K₂ = 011110 011010 111011 011001 110110 111100 100111 100101
K₃ = 010101 011111 110010 001010 010000 101100 111110 011001
K₄ = 011100 101010 110111 010110 110110 110011 010100 011101
K₅ = 011111 001110 110000 000111 111010 110101 001110 101000
K₆ = 011000 111010 010100 111110 010100 000111 101100 101111
K₇ = 111011 001000 010010 110111 111101 100001 100010 111100
K₈ = 111101 111000 101000 111010 110000 010011 101111 111011
K₉ = 111000 001101 101111 101011 111011 011110 011110 000001
K₁₀ = 101100 011111 001101 000111 101110 100100 011001 001111
K₁₁ = 001000 010101 111111 010011 110111 101101 001110 000110
K₁₂ = 011101 010111 000111 110101 100101 000110 011111 101001
K₁₃ = 100101 111100 010111 010001 111110 101011 101001 000001
K₁₄ = 010111 110100 001110 110111 111100 101110 011100 111010
K₁₅ = 101111 111001 000110 001101 001111 010011 111100 001010
K₁₆ = 110010 110011 110110 001011 000011 100001 011111 110101

So much for the subkeys. We will continue look at the message itself in Module 2 SLP.

To learn more about DES, check the following sites:

1. DES – the algorithm
   https://www.youtube.com/watch?v=3BZRBfhpIb0
2. Simplified DES examples
   https://www.youtube.com/watch?v=qHZKze24kVo
3. Data Encryption Standard
   https://www.youtube.com/watch?v=kPBJIhpcZgE
4. Data Encryption Standard
   https://www.youtube.com/watch?v=kg4pWTqVfeU
5. Data Encryption Standard (DES)
   https://www.lri.fr/~fmartignon/documenti/systemesecurite/4-DES.pdf
6. DES
   https://www.youtube.com/watch?v=eCAHcfA-2c8
7. Block Ciphers and Data Encryption Standard (DES)
   https://engineering.purdue.edu/kak/compsec/NewLectures/Lecture3.pdf

Case Assignment

This problem provides a numerical example of encryption using a one-round version of DES. We start with the same bit pattern for the key K and the plaintext (the key and the plaintext are the same), namely:

The plaintext and key is:

     0000 0001 0010 0011 0100 0101 0110 0111

     1000 1001 1010 1011 1100 1101 1110 1111

1. Derive K₁, the first-round subkey.
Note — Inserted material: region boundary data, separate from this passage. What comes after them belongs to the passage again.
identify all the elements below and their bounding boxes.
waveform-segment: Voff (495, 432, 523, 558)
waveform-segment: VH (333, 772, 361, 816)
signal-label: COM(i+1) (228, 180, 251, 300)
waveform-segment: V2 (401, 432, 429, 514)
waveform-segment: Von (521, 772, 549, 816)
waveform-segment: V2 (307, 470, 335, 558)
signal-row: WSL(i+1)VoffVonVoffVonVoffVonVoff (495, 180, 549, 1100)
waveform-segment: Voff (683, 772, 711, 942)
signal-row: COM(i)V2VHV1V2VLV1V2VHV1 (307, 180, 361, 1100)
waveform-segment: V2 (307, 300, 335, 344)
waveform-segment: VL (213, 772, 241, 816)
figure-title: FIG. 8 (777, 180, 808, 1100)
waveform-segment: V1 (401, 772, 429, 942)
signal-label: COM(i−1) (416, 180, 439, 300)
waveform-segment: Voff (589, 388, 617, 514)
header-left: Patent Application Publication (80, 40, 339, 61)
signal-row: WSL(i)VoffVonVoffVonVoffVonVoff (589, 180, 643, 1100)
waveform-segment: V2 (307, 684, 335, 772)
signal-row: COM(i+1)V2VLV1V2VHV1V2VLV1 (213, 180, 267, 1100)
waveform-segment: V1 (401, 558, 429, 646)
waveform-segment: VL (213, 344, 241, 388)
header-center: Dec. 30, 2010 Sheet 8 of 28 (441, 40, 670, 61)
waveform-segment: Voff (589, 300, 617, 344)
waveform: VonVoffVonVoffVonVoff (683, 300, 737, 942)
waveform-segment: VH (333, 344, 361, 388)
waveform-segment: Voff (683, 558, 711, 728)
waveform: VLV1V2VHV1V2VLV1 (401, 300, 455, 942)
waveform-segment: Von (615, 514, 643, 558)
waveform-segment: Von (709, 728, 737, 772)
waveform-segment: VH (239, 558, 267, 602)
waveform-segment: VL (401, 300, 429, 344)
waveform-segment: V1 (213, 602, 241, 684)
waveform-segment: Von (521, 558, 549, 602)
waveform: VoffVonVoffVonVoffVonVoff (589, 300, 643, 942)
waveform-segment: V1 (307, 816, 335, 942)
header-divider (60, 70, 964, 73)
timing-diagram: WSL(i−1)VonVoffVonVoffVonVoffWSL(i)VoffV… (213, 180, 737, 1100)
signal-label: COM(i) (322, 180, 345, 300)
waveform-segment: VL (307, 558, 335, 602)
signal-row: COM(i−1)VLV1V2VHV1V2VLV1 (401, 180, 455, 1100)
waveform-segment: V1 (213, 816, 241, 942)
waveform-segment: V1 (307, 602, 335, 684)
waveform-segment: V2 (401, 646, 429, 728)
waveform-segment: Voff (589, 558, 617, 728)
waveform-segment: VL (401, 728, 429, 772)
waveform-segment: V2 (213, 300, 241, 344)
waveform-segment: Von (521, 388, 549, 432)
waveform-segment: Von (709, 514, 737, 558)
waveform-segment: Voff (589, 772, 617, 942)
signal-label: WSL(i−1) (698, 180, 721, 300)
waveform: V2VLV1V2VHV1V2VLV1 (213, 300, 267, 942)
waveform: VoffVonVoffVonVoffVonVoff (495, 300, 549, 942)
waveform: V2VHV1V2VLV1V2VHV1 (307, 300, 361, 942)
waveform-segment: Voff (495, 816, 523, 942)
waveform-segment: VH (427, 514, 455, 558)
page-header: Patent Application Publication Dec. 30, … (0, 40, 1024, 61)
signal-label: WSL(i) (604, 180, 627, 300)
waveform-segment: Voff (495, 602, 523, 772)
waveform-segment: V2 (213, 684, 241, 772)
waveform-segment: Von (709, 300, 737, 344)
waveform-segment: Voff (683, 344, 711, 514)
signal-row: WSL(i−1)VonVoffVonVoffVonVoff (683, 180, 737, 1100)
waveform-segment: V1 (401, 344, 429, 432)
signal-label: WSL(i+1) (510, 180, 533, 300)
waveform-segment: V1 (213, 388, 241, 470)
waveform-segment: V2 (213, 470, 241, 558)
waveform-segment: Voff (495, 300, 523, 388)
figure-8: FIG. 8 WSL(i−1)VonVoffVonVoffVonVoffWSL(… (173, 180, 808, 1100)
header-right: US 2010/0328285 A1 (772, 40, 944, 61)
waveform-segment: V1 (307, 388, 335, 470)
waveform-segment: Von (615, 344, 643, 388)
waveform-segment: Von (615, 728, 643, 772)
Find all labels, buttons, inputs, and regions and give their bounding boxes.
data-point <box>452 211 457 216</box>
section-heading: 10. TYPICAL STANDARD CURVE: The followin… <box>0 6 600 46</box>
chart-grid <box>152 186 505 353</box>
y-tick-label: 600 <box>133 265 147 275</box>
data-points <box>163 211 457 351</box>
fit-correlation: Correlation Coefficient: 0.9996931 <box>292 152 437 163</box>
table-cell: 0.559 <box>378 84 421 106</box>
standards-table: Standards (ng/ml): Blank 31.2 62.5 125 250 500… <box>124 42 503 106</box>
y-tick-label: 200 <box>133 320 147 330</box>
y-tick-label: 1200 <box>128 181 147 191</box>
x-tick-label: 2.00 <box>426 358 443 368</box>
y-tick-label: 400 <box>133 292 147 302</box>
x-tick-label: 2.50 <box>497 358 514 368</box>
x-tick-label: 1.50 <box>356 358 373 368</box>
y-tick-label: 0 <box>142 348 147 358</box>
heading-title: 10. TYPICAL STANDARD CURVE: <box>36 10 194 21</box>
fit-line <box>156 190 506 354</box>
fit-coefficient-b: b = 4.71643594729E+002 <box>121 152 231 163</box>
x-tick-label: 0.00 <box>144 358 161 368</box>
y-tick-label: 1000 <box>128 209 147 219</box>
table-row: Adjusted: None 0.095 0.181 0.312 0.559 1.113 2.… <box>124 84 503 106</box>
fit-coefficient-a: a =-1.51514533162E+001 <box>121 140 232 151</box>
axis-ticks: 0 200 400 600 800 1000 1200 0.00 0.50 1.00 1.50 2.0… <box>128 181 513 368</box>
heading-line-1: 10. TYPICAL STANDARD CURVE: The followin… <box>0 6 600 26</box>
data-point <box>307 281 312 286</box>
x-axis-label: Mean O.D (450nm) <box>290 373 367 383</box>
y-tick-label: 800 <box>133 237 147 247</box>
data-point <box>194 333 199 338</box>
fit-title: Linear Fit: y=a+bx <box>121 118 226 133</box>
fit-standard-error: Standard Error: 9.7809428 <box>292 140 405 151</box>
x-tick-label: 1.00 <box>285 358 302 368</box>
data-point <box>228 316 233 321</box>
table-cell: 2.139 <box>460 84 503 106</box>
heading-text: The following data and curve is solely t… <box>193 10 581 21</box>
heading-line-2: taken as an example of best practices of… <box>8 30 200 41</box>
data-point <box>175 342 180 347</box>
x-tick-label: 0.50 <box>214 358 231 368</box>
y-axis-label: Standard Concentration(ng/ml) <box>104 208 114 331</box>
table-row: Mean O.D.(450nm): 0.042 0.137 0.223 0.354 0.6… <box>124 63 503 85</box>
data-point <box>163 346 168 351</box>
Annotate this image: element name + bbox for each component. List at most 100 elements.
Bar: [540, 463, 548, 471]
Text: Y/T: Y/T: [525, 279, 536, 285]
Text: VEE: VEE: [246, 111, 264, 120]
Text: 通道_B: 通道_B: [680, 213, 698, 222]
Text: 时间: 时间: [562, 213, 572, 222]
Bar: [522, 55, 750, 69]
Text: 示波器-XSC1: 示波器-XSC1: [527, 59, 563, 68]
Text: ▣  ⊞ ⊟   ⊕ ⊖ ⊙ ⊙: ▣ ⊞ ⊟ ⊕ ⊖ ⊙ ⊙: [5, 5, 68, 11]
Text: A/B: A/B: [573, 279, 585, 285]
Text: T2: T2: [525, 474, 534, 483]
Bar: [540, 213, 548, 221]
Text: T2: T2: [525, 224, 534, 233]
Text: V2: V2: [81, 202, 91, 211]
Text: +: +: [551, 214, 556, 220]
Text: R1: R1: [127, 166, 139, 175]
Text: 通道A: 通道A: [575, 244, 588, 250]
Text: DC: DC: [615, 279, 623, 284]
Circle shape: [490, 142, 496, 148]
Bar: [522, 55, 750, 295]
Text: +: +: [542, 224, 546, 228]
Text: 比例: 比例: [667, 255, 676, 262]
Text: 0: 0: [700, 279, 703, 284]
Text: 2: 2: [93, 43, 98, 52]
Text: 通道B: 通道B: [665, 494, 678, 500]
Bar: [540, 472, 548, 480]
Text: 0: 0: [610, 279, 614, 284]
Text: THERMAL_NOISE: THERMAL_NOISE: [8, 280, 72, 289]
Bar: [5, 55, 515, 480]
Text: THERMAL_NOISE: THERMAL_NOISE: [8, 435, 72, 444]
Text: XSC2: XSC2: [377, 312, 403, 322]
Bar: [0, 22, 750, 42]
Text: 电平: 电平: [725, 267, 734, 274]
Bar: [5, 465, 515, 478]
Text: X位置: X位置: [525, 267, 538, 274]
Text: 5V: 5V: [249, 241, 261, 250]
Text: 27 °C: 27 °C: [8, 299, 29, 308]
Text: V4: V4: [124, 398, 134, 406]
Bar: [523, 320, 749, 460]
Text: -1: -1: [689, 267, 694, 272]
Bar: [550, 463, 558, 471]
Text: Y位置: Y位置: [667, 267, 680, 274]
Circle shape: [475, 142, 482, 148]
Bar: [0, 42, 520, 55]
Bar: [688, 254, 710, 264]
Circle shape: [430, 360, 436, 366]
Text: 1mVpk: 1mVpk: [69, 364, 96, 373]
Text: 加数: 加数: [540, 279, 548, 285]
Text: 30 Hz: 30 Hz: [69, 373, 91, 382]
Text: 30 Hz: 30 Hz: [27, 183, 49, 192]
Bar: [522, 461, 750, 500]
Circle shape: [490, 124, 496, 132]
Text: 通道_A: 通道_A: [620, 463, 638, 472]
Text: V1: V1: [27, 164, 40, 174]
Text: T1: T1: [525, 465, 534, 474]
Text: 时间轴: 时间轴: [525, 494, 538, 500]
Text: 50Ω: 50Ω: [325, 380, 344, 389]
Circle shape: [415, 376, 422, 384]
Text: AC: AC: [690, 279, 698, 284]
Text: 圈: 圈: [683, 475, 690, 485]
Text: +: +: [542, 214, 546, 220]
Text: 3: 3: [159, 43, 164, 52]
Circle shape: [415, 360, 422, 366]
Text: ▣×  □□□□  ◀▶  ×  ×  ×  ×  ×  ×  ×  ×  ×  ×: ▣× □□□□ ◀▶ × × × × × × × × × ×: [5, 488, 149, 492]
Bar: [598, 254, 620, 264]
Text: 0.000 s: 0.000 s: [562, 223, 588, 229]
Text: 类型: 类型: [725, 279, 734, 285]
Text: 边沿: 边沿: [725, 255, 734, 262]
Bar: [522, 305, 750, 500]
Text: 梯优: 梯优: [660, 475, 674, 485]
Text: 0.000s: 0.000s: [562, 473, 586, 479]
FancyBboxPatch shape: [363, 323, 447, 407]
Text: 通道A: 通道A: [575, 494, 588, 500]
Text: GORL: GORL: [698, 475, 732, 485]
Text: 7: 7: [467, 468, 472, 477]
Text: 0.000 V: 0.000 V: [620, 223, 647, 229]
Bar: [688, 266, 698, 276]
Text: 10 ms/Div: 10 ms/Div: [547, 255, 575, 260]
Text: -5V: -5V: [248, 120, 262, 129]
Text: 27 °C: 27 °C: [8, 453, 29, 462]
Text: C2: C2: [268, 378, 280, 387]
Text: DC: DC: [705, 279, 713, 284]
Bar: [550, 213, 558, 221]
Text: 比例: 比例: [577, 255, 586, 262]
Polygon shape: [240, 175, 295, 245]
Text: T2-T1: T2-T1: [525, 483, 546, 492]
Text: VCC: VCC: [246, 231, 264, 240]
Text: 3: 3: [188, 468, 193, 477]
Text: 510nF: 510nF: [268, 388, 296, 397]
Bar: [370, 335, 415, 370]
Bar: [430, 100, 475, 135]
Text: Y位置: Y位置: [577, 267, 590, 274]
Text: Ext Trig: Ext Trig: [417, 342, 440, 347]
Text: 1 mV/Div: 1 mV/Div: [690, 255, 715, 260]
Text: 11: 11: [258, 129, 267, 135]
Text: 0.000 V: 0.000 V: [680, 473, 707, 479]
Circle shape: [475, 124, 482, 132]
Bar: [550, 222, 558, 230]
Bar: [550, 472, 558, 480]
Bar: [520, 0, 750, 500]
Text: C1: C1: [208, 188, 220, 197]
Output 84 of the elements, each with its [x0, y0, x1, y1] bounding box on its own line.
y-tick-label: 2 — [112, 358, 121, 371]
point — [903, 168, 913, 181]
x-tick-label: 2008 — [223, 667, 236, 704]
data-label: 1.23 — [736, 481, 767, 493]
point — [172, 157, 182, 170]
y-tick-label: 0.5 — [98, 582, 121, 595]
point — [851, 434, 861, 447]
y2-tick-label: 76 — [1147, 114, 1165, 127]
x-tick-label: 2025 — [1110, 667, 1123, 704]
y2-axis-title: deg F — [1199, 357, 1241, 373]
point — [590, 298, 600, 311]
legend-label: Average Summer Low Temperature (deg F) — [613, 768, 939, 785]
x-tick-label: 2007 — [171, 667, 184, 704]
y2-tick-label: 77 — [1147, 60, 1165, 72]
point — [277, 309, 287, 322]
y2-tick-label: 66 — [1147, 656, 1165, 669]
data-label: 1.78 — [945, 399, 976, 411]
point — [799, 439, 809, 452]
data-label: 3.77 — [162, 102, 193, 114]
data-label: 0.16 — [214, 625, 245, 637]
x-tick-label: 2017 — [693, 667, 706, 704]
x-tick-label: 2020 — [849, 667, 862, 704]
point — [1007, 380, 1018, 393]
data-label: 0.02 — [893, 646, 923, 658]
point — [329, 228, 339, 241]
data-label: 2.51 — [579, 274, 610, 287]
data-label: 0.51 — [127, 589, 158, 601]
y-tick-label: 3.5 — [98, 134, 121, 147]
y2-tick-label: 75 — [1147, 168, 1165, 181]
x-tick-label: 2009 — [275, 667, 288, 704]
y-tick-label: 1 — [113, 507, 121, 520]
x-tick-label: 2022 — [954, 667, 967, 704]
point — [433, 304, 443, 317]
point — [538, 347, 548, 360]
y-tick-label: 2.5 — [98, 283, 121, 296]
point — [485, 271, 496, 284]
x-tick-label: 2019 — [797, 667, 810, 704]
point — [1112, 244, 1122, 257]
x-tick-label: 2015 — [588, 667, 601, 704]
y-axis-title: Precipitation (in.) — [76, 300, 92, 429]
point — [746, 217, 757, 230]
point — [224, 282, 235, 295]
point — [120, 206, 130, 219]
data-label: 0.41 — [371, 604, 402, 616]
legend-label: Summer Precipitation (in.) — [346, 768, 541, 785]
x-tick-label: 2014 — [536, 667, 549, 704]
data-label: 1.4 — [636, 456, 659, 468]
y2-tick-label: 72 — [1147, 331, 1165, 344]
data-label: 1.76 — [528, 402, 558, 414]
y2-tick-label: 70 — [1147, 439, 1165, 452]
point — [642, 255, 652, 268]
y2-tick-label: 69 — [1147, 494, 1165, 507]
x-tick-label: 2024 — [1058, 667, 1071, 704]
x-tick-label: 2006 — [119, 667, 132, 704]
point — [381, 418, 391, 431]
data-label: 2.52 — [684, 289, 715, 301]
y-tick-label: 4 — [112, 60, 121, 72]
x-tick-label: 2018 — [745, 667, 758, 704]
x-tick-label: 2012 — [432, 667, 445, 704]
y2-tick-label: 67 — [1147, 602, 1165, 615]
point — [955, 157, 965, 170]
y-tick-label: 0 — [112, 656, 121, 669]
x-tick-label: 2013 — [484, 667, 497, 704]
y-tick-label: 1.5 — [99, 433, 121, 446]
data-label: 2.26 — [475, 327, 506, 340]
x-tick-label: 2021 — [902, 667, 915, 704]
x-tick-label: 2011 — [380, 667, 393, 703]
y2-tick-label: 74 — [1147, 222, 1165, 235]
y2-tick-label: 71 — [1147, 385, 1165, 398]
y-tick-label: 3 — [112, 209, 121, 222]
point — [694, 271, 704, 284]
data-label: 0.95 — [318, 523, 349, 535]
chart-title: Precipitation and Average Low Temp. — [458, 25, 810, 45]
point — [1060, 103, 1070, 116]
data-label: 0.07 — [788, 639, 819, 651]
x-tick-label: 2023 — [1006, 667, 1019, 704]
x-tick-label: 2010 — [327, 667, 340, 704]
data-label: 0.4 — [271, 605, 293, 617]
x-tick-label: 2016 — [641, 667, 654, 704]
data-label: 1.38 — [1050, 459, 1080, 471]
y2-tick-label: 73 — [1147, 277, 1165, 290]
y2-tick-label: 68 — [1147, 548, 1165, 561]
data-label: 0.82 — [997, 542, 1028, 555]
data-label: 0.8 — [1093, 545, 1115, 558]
Please show step-by-step how you derive K₁ (HINT: First, pass the 64-bit input through PC-1 to produce a 56-bit result. Then perform a left circular shift separately on the two 28-bit halves, C₀ and D₀. Finally, pass the 56-bit result through PC-2 to produce the 48-bit K₁).
2. Derive L₀ and R₀ (HINT: follow the Step 2: Encode each 64-bit block of data).

Assignment Expectations

Use information from the modular background readings as well as the given resources. Also, you could use any good quality resource you can find. Please cite all sources and provide a reference list at the end of your paper.

The following items will be assessed in particular:

1. Your ability to consolidate ideas from reading materials and your understanding of the materials.
2. Your ability to write a report with strong argument.
3. Some in-text references to modular background readings.